Eindrücke aus den Straßen Jerusalems
Schon am ersten Tag fiel es auf: Man hat das Gefühl, dass hier jeder - anders als bei uns in Deutschland - einer bestimmten Religion angehört, sich auch offen zu dieser bekennt und auch strikt alle Regeln einhält - so handelt man sich zum Beispiel schon mal einen nicht ganz freundlichen Blick von Muslimen ein, wenn man während dem Ramadan mit einer Falafel, sozusagen der Nationalspeise in Israel, über die Einkaufsstraße läuft.

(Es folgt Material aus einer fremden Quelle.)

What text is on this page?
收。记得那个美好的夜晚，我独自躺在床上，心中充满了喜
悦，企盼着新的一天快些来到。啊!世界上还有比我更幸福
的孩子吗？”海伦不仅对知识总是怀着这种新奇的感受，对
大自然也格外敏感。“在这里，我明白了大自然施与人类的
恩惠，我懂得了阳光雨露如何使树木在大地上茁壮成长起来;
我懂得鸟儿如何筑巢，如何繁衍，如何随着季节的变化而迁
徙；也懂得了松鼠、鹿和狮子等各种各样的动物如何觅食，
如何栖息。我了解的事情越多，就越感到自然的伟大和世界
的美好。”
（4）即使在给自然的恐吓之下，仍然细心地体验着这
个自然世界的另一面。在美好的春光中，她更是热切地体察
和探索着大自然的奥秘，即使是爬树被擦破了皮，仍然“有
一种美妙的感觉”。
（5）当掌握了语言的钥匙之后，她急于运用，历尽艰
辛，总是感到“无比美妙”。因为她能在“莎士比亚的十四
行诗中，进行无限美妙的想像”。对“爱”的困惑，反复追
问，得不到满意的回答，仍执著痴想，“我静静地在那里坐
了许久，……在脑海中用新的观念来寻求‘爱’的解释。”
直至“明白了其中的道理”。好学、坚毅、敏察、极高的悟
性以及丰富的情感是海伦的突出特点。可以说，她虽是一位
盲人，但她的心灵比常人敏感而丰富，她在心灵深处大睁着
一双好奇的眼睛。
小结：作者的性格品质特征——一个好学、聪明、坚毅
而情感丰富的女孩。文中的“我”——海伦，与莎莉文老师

Auch das öffentliche Bekennen hier ganz anders: Jede Religion hat einige Kleidungsmerkmale, sodass meist schon von weitem erkennbar ist, welcher Religion jemand angehört. Wer trägt bei uns zum Beispiel noch Kreuze als Halsketten? Ich würde behaupten nicht mal 1% aller Getauften. Hier ist das anders: Jeder hat ein religiöses Merkmal irgendwo, vom kleinen Goldkettchen mit einem Kreuz um den Hals bis zur koptisch-orthodoxen Kutte mit großem Umhängekreuz, von den Juden mit Kippa (kleine Gebetskäppchen) bis zu den ultraorthodoxen Juden mit komplett schwarzen Anzügen und schwarzen Hüten, meist kommt dazu noch ein schwarzer Mantel (bei ca. 30° C im Schatten!). Die vielen verschleierten Frauen mal ganz außen vor zu lassen. Man sieht auch oft Muslime mit ihren Gebetsteppichen durch die Straßen ziehen. Fünf mal am Tag schallen von allen Seiten verschiedene Stimmen von Muezzin (=Gebetsrufern) auf Minaretten, die gläubige Muslime zum Gebet ruft, was sich in europäischen Ohren eher nach einem verrückten Singsang anhört.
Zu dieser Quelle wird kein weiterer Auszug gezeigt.